In this paper we examine the polynomials ${A_n}(z)$ and the rational numbers ${A_n} = {A_n}(0)$ defined by means of \[ {e^{xz}}{x^2}{({e^x} - x - 1)^{ - 1}} = 2\sum \limits _{n = 0}^\infty {{A_n}(z){x^n}/n!} .\] We prove that the numbers ${A_n}$ are related to the Stirling numbers and associated Stirling numbers of the second kind, and we show that this relationship appears to be a logical extension of a similar relationship involving Bernoulli and Stirling numbers. Other similarities between ${A_n}$ and the Bernoulli numbers are pointed out.

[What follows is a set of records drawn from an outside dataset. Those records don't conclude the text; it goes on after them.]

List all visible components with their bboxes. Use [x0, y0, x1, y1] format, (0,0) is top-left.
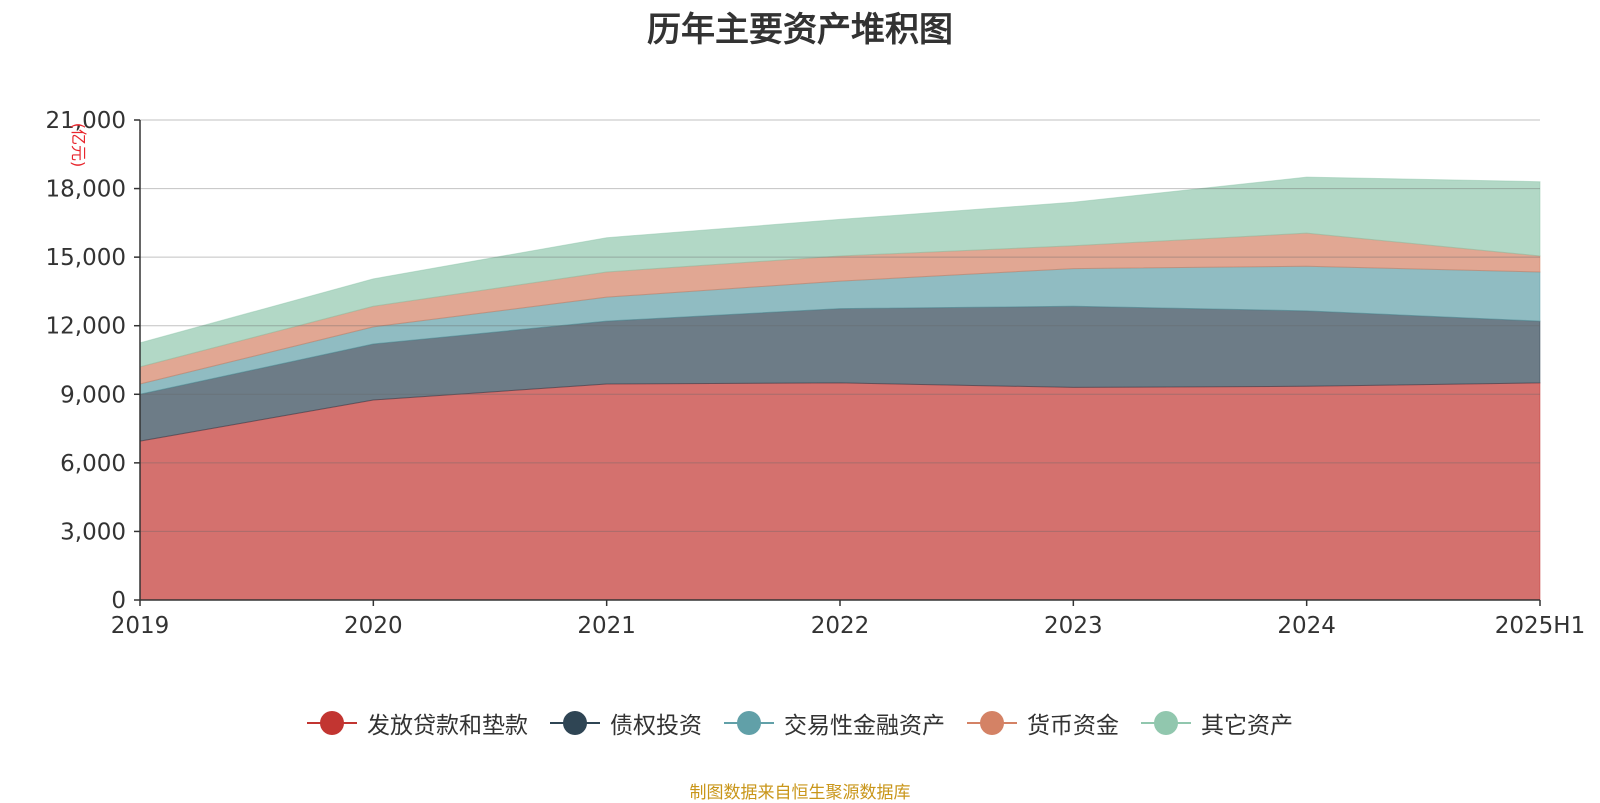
y-tick-label-4: 12,000 — [46, 314, 126, 340]
legend-label: 其它资产 — [1201, 713, 1293, 739]
legend-label: 货币资金 — [1027, 713, 1119, 739]
legend-label: 交易性金融资产 — [784, 713, 945, 739]
legend-marker-icon — [724, 710, 774, 736]
y-tick-label-2: 6,000 — [60, 451, 126, 477]
legend-marker-dot — [1154, 711, 1178, 735]
legend-label: 债权投资 — [610, 713, 702, 739]
y-axis-unit-label: (亿元) — [69, 123, 88, 168]
y-tick-label-6: 18,000 — [46, 177, 126, 203]
chart-legend: 发放贷款和垫款 债权投资 交易性金融资产 货币资金 其它资产 — [0, 705, 1600, 741]
legend-marker-dot — [563, 711, 587, 735]
x-tick-label-0: 2019 — [111, 613, 170, 639]
legend-marker-icon — [1141, 710, 1191, 736]
legend-marker-icon — [967, 710, 1017, 736]
legend-marker-icon — [307, 710, 357, 736]
legend-label: 发放贷款和垫款 — [367, 713, 528, 739]
legend-marker-icon — [550, 710, 600, 736]
y-tick-label-0: 0 — [111, 588, 126, 614]
legend-marker-dot — [980, 711, 1004, 735]
series-area-0 — [139, 382, 1541, 601]
y-tick-label-1: 3,000 — [60, 519, 126, 545]
legend-item-1[interactable]: 债权投资 — [550, 706, 702, 740]
legend-item-0[interactable]: 发放贷款和垫款 — [307, 706, 528, 740]
x-tick-label-3: 2022 — [811, 613, 870, 639]
chart-title: 历年主要资产堆积图 — [647, 10, 953, 50]
y-tick-label-5: 15,000 — [46, 245, 126, 271]
x-tick-label-6: 2025H1 — [1495, 613, 1585, 639]
legend-item-3[interactable]: 货币资金 — [967, 706, 1119, 740]
source-note: 制图数据来自恒生聚源数据库 — [689, 783, 911, 803]
y-tick-label-7: 21,000 — [46, 108, 126, 134]
legend-item-4[interactable]: 其它资产 — [1141, 706, 1293, 740]
legend-marker-dot — [737, 711, 761, 735]
x-tick-label-5: 2024 — [1277, 613, 1336, 639]
x-tick-label-2: 2021 — [577, 613, 636, 639]
y-tick-label-3: 9,000 — [60, 382, 126, 408]
x-tick-label-4: 2023 — [1044, 613, 1103, 639]
legend-marker-dot — [320, 711, 344, 735]
x-tick-label-1: 2020 — [344, 613, 403, 639]
series-area-4 — [139, 176, 1541, 368]
legend-item-2[interactable]: 交易性金融资产 — [724, 706, 945, 740]
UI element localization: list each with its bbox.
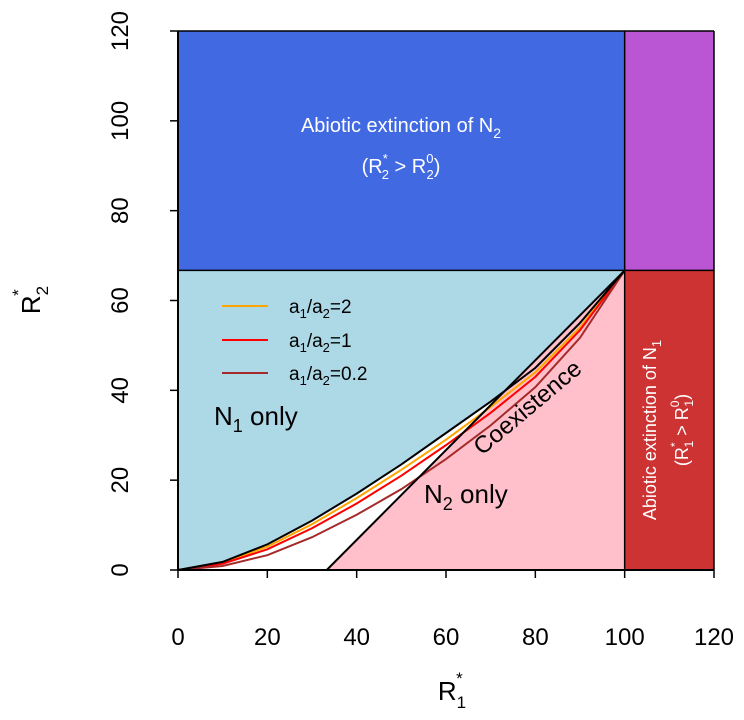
x-tick-label-0: 0	[171, 624, 184, 651]
y-tick-label-3: 60	[107, 287, 134, 314]
abiotic-n1-label: Abiotic extinction of N1	[640, 340, 664, 520]
series-line-3	[177, 269, 626, 571]
y-axis-label-group: R2*	[9, 286, 52, 314]
boundary-n2-line	[326, 269, 626, 571]
y-axis-label: R2*	[9, 286, 52, 314]
x-tick-label-3: 60	[433, 624, 460, 651]
legend: a1/a2=2 a1/a2=1 a1/a2=0.2	[222, 297, 367, 388]
series-line-2	[177, 269, 626, 571]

We also reexamine and extend previous results concerning ${A_n}$ and ${A_n}(z)$. In particular, it has been conjectured that ${A_n}$ has the same sign as $- \cos n\theta$, where $r{e^{i\theta }}$ is the zero of ${e^x} - x - 1$ with smallest absolute value. We verify this for $1 \leqslant n \leqslant 14329$ and show that if the conjecture is not true for ${A_n}$, then $|\cos n\theta | < {10^{ - (n - 1)/5}}$. We also show that ${A_n}(z)$ has no integer roots, and in the interval $[0,1]$, ${A_n}(z)$ has either two or three real roots.